Alec Wildenstein travaille au côté de son père, tout en élevant des pur-sang. Son épouse est une mondaine qui dépense des millions en chirurgie esthétique. Ses transformations fascinent autant qu’elles détonnent dans la haute société new-yorkaise. Voilà pour les apparences. Dans l’intimité, le couple se déchire. Un jour, Jocelyne Wildenstein retrouve son mari dans le lit conjugal avec une très jeune femme. Il menace de lui tirer dessus. Une procédure de divorce est engagée mais vire au règlement de compte public. L’épouse trompée se répand dans la presse. Sur les frasques de son mari mais également sur les dessous du clan. Elle évoque la possession de tableaux de Vermeer, Fragonard ou Rembrandt, jure que les « W » font transiter des œuvres dans leur jet privé au nez et à la barbe de la douane, assure même qu’ils auraient fait du commerce avec les nazis pendant l’Occupation.

Impossible de vérifier ses dires mais une chose est sûre : la fortune des Wildenstein est bien plus importante que ce qu’ils laissent paraître.
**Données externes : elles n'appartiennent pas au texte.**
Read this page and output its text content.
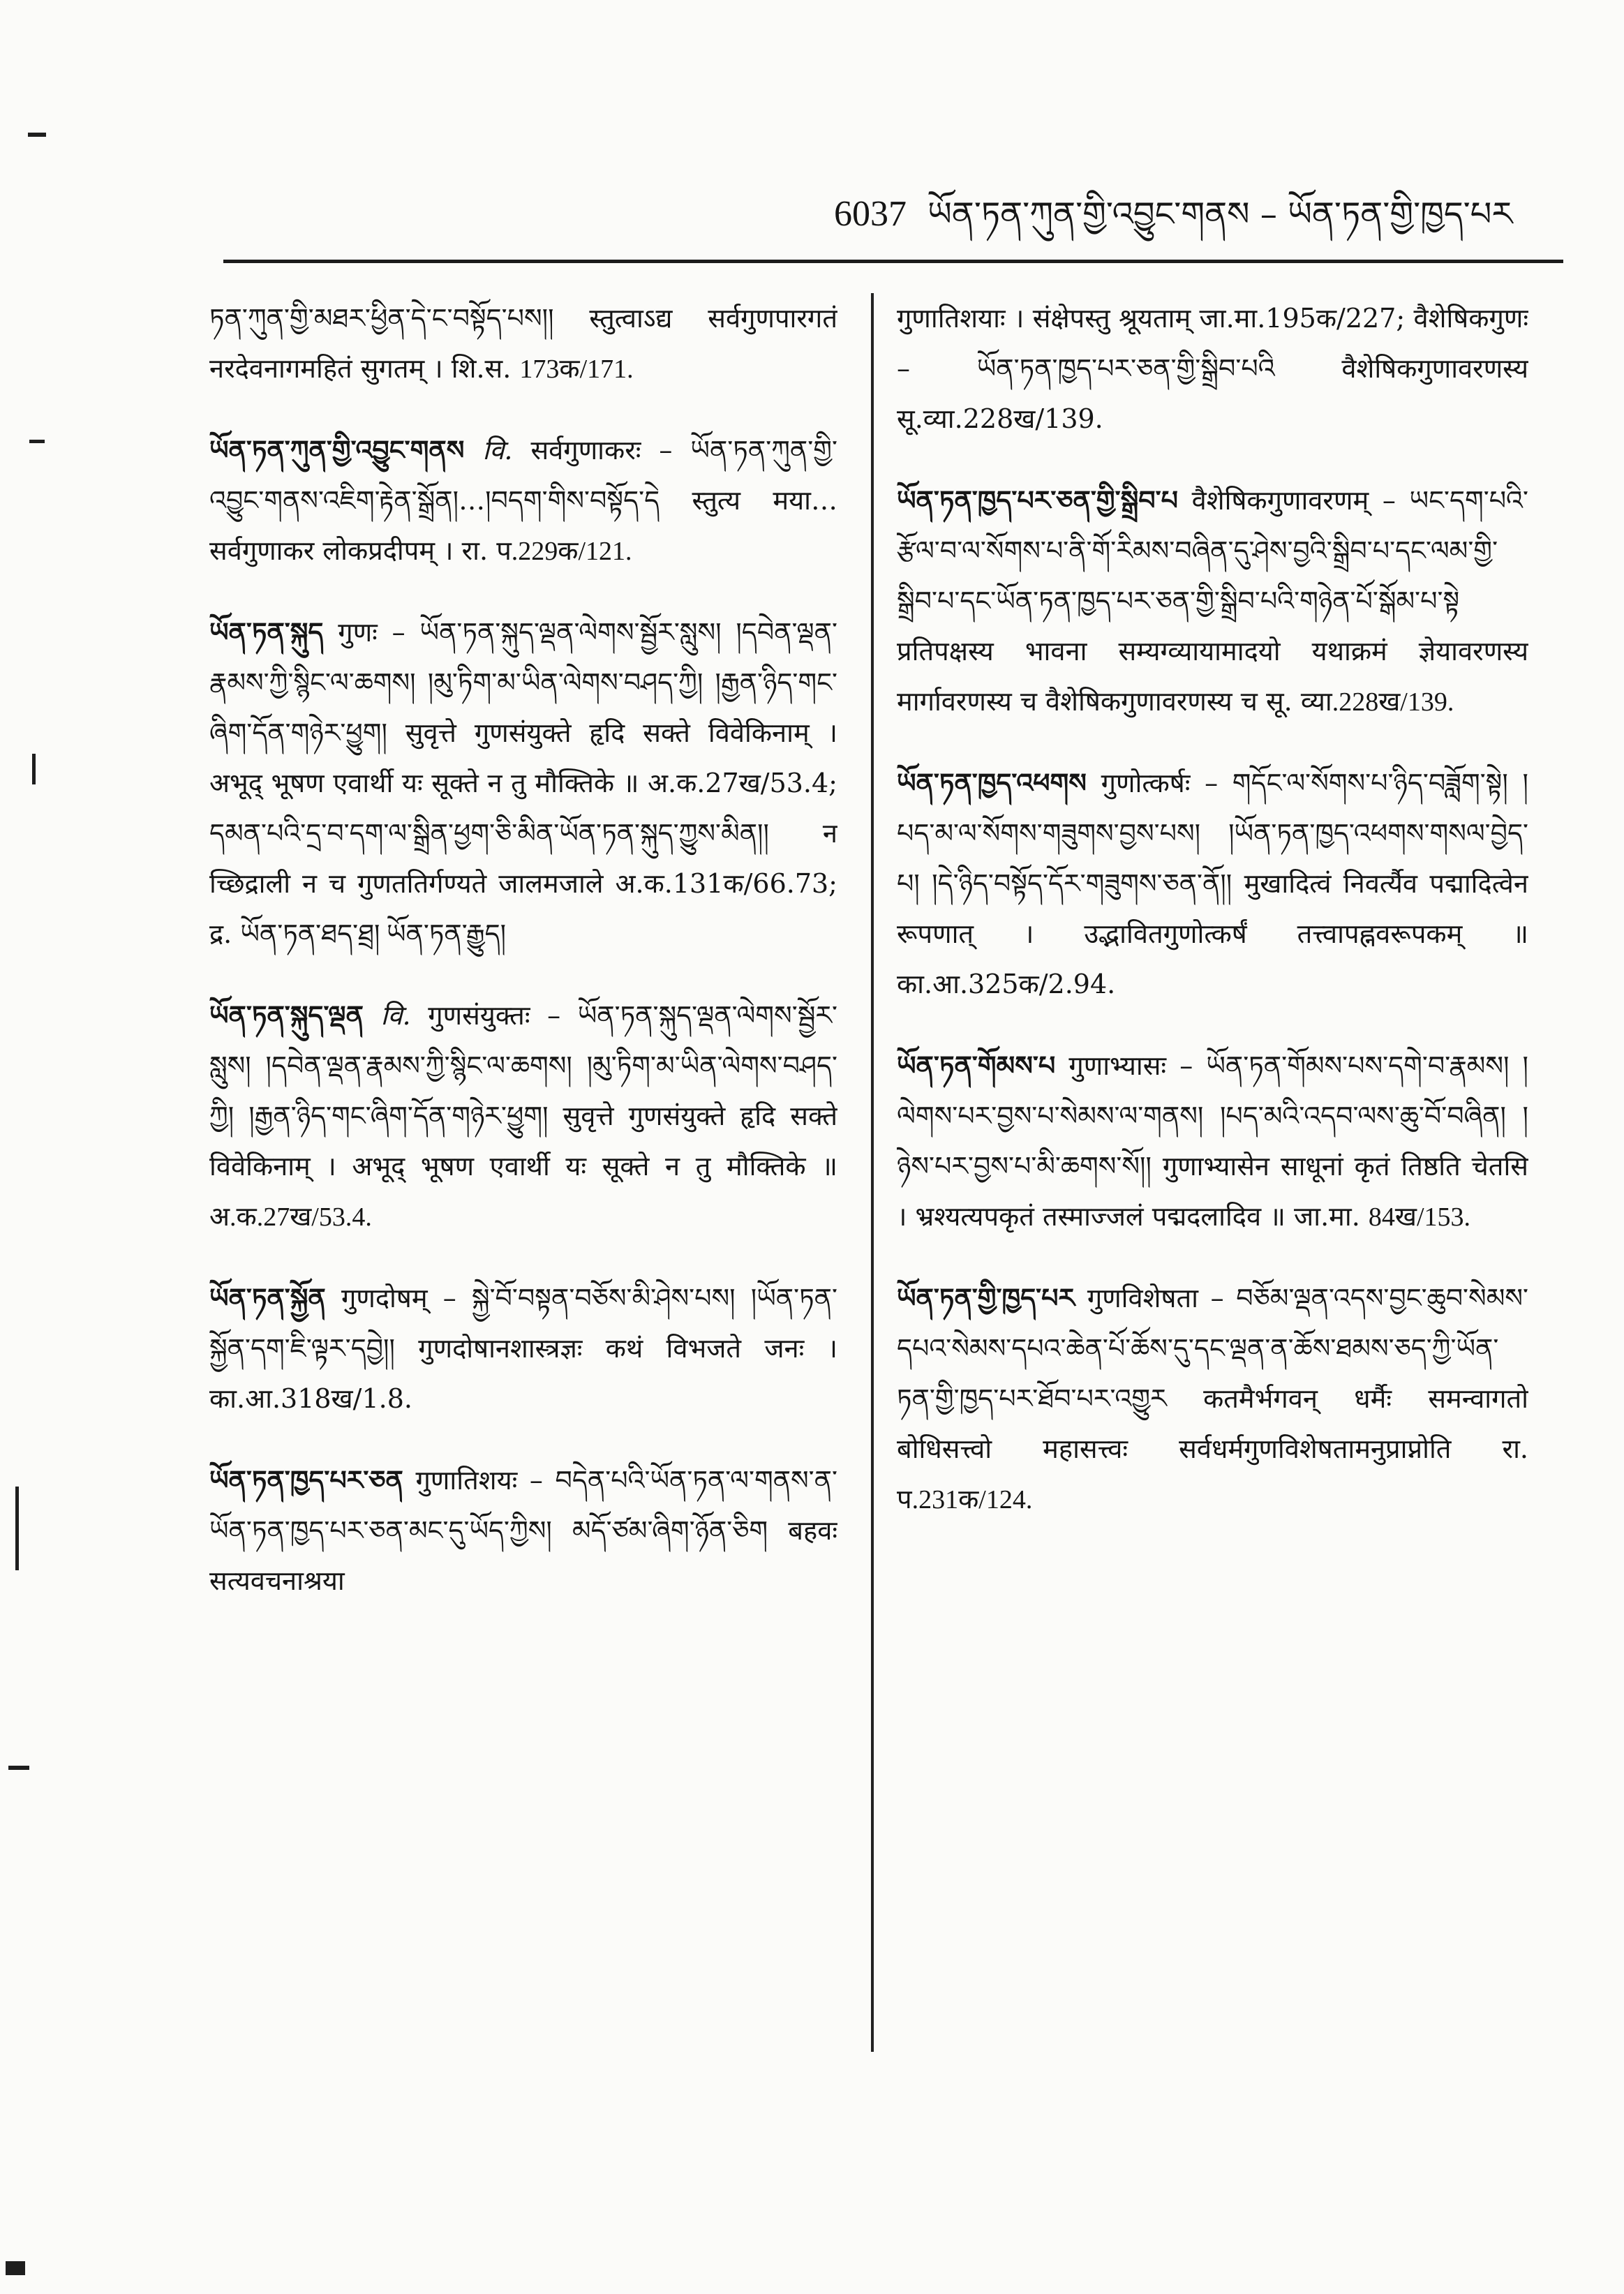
6037 ཡོན་ཏན་ཀུན་གྱི་འབྱུང་གནས – ཡོན་ཏན་གྱི་ཁྱད་པར
ཏན་ཀུན་གྱི་མཐར་ཕྱིན་དེ་ང་བསྟོད་པས།། स्तुत्वाऽद्य सर्वगुणपारगतं नरदेवनागमहितं सुगतम् । शि.स. 173क/171.
ཡོན་ཏན་ཀུན་གྱི་འབྱུང་གནས वि. सर्वगुणाकरः – ཡོན་ཏན་ཀུན་གྱི་འབྱུང་གནས་འཇིག་རྟེན་སྒྲོན།…།བདག་གིས་བསྟོད་དེ स्तुत्य मया…सर्वगुणाकर लोकप्रदीपम् । रा. प.229क/121.
ཡོན་ཏན་སྐུད गुणः – ཡོན་ཏན་སྐུད་ལྡན་ལེགས་སྦྱོར་སླུས། །དབེན་ལྡན་རྣམས་ཀྱི་སྙིང་ལ་ཆགས། །མུ་ཏིག་མ་ཡིན་ལེགས་བཤད་ཀྱི། །རྒྱན་ཉིད་གང་ཞིག་དོན་གཉེར་ཕྱུག། सुवृत्ते गुणसंयुक्ते हृदि सक्ते विवेकिनाम् । अभूद् भूषण एवार्थी यः सूक्ते न तु मौक्तिके ॥ अ.क.27ख/53.4; དམན་པའི་དྲ་བ་དག་ལ་སྒྲིན་ཕྱག་ཅི་མིན་ཡོན་ཏན་སྐུད་ཀྱུས་མིན།། न च्छिद्राली न च गुणततिर्गण्यते जालमजाले अ.क.131क/66.73; द्र. ཡོན་ཏན་ཐད་ཐྲ། ཡོན་ཏན་རྒྱུད།
ཡོན་ཏན་སྐུད་ལྡན वि. गुणसंयुक्तः – ཡོན་ཏན་སྐུད་ལྡན་ལེགས་སྦྱོར་སླུས། །དབེན་ལྡན་རྣམས་ཀྱི་སྙིང་ལ་ཆགས། །མུ་ཏིག་མ་ཡིན་ལེགས་བཤད་ཀྱི། །རྒྱན་ཉིད་གང་ཞིག་དོན་གཉེར་ཕྱུག། सुवृत्ते गुणसंयुक्ते हृदि सक्ते विवेकिनाम् । अभूद् भूषण एवार्थी यः सूक्ते न तु मौक्तिके ॥ अ.क.27ख/53.4.
ཡོན་ཏན་སྐྱོན गुणदोषम् – སྐྱེ་བོ་བསྟན་བཅོས་མི་ཤེས་པས། །ཡོན་ཏན་སྐྱོན་དག་ཇི་ལྟར་དབྱེ།། गुणदोषानशास्त्रज्ञः कथं विभजते जनः । का.आ.318ख/1.8.
ཡོན་ཏན་ཁྱད་པར་ཅན गुणातिशयः – བདེན་པའི་ཡོན་ཏན་ལ་གནས་ན་ཡོན་ཏན་ཁྱད་པར་ཅན་མང་དུ་ཡོད་ཀྱིས། མདོ་ཙམ་ཞིག་ཉོན་ཅིག बहवः सत्यवचनाश्रया
गुणातिशयाः । संक्षेपस्तु श्रूयताम् जा.मा.195क/227; वैशेषिकगुणः – ཡོན་ཏན་ཁྱད་པར་ཅན་གྱི་སྒྲིབ་པའི वैशेषिकगुणावरणस्य सू.व्या.228ख/139.
ཡོན་ཏན་ཁྱད་པར་ཅན་གྱི་སྒྲིབ་པ वैशेषिकगुणावरणम् – ཡང་དག་པའི་རྩོལ་བ་ལ་སོགས་པ་ནི་གོ་རིམས་བཞིན་དུ་ཤེས་བྱའི་སྒྲིབ་པ་དང་ལམ་གྱི་སྒྲིབ་པ་དང་ཡོན་ཏན་ཁྱད་པར་ཅན་གྱི་སྒྲིབ་པའི་གཉེན་པོ་སྒོམ་པ་སྟེ प्रतिपक्षस्य भावना सम्यग्व्यायामादयो यथाक्रमं ज्ञेयावरणस्य मार्गावरणस्य च वैशेषिकगुणावरणस्य च सू. व्या.228ख/139.
ཡོན་ཏན་ཁྱད་འཕགས गुणोत्कर्षः – གདོང་ལ་སོགས་པ་ཉིད་བཟློག་སྟེ། །པད་མ་ལ་སོགས་གཟུགས་བྱས་པས། །ཡོན་ཏན་ཁྱད་འཕགས་གསལ་བྱེད་པ། །དེ་ཉིད་བསྟོད་དོར་གཟུགས་ཅན་ནོ།། मुखादित्वं निवर्त्यैव पद्मादित्वेन रूपणात् । उद्भावितगुणोत्कर्षं तत्त्वापह्नवरूपकम् ॥ का.आ.325क/2.94.
ཡོན་ཏན་གོམས་པ गुणाभ्यासः – ཡོན་ཏན་གོམས་པས་དགེ་བ་རྣམས། །ལེགས་པར་བྱས་པ་སེམས་ལ་གནས། །པད་མའི་འདབ་ལས་ཆུ་བོ་བཞིན། །ཉེས་པར་བྱས་པ་མི་ཆགས་སོ།། गुणाभ्यासेन साधूनां कृतं तिष्ठति चेतसि । भ्रश्यत्यपकृतं तस्माज्जलं पद्मदलादिव ॥ जा.मा. 84ख/153.
ཡོན་ཏན་གྱི་ཁྱད་པར गुणविशेषता – བཅོམ་ལྡན་འདས་བྱང་ཆུབ་སེམས་དཔའ་སེམས་དཔའ་ཆེན་པོ་ཆོས་དུ་དང་ལྡན་ན་ཆོས་ཐམས་ཅད་ཀྱི་ཡོན་ཏན་གྱི་ཁྱད་པར་ཐོབ་པར་འགྱུར कतमैर्भगवन् धर्मैः समन्वागतो बोधिसत्त्वो महासत्त्वः सर्वधर्मगुणविशेषतामनुप्राप्नोति रा. प.231क/124.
Ils possèdent des milliers d’œuvres évalués à au moins un milliard de dollars, une écurie de chevaux de course à Chantilly, un château dans l’Essonne, un hôtel particulier dans l’Upper East Side – le quartier le plus huppé de New-York –, un îlot dans les Iles Vierges ou encore un gigantesque ranch au Kenya entouré de 30.000 hectares de savane qui ont servi de décor au film Out of Africa. Sans compter un yacht si large qu’il ne rentre pas dans la majorité des ports ou le fameux jet privé évoqué par Jocelyne Wildenstein.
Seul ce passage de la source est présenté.